Neighbors Hear Plans to Convert Comm Ave Building into Private Club

By Dan Murphy

Haddon Hall at 29 Commonwealth Ave.

An overflow crowd of neighbors turned out for an on-site meeting at 29 Commonwealth Ave. on Thursday, Aug. 17, to discuss the current owners’ plans to transfer the 11-story building from office use into a private club.

Sandy Edgerley and her husband Paul intend to covert Haddon Hall into a club with a membership of 800. The proposed closing time would be 1:30 a.m., although the establishment would likely shut down at 11 p.m., said Mike Ross, the applicant’s attorney.

Architect Guy Grassi said the fifth floor is proposed as a “game room” while the sixth floor would be home to a fitness center and guest rooms would be located on the seventh through 10th floors. On the 11th floor, the ends of the building would be “pulled in” to create a larger outdoor patio area with seating for between 25 and 30, Grassi said.

Sandy Edgerley said the proposed use of the top floor complies with Back Bay sound ordinances, and that contrary to recent reports, no live music would be performed there.

She said this proposed change in use also wasn’t an unusual concept for the Back Bay, noting that 10 private clubs were located within .8 mile of the site, and that the license for a private club can’t be changed per state law.
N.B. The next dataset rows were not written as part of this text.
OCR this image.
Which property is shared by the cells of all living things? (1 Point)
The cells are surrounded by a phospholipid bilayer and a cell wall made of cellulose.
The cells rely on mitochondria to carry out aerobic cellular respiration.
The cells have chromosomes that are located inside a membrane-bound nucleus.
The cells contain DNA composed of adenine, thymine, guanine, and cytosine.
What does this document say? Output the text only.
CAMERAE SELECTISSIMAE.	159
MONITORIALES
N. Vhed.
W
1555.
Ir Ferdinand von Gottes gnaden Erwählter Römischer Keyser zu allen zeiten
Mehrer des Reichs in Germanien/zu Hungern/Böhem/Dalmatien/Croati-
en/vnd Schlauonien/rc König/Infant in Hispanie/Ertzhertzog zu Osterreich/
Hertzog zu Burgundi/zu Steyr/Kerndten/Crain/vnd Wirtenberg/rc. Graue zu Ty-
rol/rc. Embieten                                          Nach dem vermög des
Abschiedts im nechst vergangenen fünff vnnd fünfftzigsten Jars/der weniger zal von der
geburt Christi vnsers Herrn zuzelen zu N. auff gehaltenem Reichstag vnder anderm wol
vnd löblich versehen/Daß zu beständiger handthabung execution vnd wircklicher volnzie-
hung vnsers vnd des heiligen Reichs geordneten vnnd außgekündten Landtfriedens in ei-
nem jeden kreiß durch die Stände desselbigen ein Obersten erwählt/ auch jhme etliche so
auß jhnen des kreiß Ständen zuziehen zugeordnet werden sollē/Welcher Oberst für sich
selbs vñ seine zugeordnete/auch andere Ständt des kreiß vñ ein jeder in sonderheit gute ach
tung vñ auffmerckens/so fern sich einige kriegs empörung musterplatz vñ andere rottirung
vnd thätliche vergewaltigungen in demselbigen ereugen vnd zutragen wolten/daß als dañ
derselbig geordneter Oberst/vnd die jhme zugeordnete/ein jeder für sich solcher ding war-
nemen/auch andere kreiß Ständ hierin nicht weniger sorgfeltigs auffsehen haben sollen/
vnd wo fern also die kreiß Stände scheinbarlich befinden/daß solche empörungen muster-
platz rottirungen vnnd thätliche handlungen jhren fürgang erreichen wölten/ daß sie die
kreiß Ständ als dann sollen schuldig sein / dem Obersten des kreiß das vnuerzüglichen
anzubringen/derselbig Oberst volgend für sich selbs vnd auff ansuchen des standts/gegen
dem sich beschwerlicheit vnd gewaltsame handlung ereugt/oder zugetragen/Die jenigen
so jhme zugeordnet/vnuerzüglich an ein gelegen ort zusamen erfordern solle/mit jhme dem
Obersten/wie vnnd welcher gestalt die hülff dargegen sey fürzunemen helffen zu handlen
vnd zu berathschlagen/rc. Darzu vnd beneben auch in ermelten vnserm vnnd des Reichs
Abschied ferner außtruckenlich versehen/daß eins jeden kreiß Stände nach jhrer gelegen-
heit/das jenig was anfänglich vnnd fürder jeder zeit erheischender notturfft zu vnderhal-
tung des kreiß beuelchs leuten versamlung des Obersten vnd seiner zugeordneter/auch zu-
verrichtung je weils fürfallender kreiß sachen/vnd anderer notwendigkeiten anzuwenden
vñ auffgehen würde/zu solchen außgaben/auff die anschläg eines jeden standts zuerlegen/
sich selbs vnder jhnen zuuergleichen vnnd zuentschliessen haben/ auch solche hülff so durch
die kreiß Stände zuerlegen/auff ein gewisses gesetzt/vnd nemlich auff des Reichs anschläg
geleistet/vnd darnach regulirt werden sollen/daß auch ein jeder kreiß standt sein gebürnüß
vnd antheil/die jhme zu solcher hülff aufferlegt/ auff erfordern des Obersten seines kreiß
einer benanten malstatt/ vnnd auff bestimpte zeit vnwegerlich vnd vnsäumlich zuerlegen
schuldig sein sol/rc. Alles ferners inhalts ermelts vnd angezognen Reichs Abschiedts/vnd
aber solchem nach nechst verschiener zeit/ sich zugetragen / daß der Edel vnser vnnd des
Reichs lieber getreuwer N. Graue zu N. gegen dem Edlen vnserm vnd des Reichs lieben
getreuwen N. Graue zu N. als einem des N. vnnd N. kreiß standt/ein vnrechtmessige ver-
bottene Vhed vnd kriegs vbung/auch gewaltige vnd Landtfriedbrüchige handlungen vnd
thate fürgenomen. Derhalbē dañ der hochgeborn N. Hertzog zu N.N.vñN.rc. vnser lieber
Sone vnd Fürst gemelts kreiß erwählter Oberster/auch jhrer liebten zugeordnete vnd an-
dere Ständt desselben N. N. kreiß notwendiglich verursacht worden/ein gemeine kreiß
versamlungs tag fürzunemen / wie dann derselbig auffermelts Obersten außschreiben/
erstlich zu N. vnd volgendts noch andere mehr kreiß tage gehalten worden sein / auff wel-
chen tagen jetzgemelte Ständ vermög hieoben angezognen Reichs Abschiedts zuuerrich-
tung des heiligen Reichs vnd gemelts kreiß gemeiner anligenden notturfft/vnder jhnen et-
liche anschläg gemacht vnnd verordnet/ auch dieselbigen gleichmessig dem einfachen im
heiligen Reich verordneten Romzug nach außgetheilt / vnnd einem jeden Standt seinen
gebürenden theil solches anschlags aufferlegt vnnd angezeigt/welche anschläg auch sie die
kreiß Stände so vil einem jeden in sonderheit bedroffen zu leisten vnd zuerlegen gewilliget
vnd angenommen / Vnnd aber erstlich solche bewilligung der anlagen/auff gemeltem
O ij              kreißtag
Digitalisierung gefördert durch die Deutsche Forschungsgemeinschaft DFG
Sandy Edgerley said the proposed change in use would result in a loss of six, metered parking spaces on Berkeley Street, which would be converted to valet spaces and also used for deliveries.

When some in attendance balked at the applicant’s traffic projections that suggested the proposed change in use would result in a reduction of 150 vehicle trips each day from the current total of 424, Ross said the development team would undertake another traffic study after Labor Day.

This pledge did little to alleviate the concerns of Vicki Smith, chair of the Neighborhood Association of the Back Bay (NABB) board of directors, however.

Smith said neighbors are particularly concerned about the potential traffic impact, adding that even if the applicant’s study is accurate, it still discounts the likelihood that most visitors to the building currently travel there on foot.

“The building has a consistent, pedestrian flow…and abutters would probably say it has minimal traffic impact,” she said.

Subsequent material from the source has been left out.